The spread of smartphones, powered by fast 3G and LTE networks used to watch ever more video content, are pushing up the volume of mobile data traffic. The challenge for operators will be to turn that into more revenue, as users prefer Wi-Fi networks, an analyst said.
While recent financial reports from operators have shown tepid growth in some parts of the world, especially in the south of Europe, the coming years will still see smartphone subscriptions and traffic increase significantly on a global basis, according to network vendor Ericsson’s latest Mobility Report.
It took five years to reach 1 billion smartphones shipped, but it will take just another two years to reach the two billion mark, which Ericsson thinks illustrates how fast the mobile industry is still moving.
Big moves in the developing world
Much of that growth is expected to come from developing countries, according to Pyramid Research.
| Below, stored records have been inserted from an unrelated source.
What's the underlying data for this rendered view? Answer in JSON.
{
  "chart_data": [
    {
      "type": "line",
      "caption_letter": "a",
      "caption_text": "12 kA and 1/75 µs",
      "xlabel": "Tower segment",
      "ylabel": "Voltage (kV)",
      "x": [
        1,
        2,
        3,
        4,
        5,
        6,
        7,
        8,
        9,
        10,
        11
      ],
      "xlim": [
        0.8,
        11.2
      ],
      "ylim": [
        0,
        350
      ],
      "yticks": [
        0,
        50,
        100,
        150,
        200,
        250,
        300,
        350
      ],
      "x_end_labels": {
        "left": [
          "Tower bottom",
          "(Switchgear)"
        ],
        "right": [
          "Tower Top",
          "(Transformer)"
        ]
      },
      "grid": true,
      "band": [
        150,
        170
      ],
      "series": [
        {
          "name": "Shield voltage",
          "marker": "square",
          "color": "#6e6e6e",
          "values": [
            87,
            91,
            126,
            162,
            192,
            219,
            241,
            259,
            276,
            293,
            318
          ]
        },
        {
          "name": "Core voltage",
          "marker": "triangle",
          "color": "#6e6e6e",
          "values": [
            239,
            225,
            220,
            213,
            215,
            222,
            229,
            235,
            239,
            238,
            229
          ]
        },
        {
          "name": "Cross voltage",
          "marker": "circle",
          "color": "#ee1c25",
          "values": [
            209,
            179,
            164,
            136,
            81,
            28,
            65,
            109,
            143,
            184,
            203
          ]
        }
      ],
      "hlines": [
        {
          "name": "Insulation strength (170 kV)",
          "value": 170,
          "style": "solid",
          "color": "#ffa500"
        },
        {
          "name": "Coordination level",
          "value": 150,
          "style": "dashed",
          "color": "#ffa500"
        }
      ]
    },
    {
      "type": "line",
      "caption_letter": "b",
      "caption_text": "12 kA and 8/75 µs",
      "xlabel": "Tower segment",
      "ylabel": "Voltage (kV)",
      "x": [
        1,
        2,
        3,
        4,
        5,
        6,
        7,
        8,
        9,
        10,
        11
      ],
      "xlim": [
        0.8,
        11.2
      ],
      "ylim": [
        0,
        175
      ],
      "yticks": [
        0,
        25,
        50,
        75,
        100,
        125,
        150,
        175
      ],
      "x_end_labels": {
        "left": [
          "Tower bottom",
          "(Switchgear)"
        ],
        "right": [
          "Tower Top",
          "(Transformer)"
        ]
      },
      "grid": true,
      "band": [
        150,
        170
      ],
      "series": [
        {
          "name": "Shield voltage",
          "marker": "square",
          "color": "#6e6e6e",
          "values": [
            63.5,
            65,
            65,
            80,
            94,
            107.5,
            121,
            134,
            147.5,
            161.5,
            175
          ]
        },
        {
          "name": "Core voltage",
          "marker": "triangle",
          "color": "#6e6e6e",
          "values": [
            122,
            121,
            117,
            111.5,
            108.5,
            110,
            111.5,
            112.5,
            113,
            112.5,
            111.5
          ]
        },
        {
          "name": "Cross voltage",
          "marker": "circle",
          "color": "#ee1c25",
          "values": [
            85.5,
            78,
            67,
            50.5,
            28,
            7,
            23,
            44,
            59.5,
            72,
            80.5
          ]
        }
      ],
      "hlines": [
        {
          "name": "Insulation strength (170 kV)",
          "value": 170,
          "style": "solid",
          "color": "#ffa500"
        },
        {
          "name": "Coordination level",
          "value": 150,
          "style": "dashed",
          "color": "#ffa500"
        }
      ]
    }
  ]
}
Global smartphone sales are expected to more than double between 2012 and 2017, with sell-through in emerging markets expected to generate 58 percent of smartphone sales during the period, it said last month.
The total number of global smartphone subscriptions hit 1.2 billion in 2012, and will reach 4.5 billion by the end of 2018, according to Ericsson. More subscriptions will help drive traffic growth, and challenge operators to build networks that can cope with increasing loads. Overall data traffic is expected to grow twelvefold by the end of 2018, it said.
Much of that growth comes from video, which hogs the largest amount of data traffic in networks and it is expected to grow by about 60 percent annually until the end of 2018.
The growing popularity of video is also due to the faster network speeds offered by technologies such as LTE. Nonetheless, cellular networks aren’t delivering the bulk of smartphone data traffic , according to Mark Newman, chief research officer at Informa Telecoms & Media.
“We have access to some very good statistics that suggests that the majority of data traffic on smartphones is via Wi-Fi. That is because most usage actually takes place at home where [home network] Wi-Fi coverage tends to be better than 3G,” Newman said.
LTE, because of its improved performance, will be key for operators if they want that traffic and the revenue that comes with it, according to Newman. And as revenue from calls and messaging decreases they will become more dependent on data.
Vodafone’s latest fiscal year highlighted that problem. In its case, revenue from voice and messaging decreased by £3.8 billion ($5.8 billion), while data revenue grew by just £469 million year-on-year.
LTE is now growing, particularly in North America, and will represent the majority of subscriptions in the region by 2016. That compares to Western Europe, where the 4G technology will represent around 35 percent of subscriptions by 2018.
LTE services will be available to about 60 percent of the world’s population in 2018, according to Ericsson. The number of commercial LTE networks has grown to about 175 and will surpass 200 before the end of the year.
But while LTE is getting a lot of attention, Ericsson also said WCDMA and HSPA had three times more net additions—60 million versus 20 million—in the first quarter. There are already over 500 HSPA networks, according to industry organization GSA (Global mobile Suppliers Association).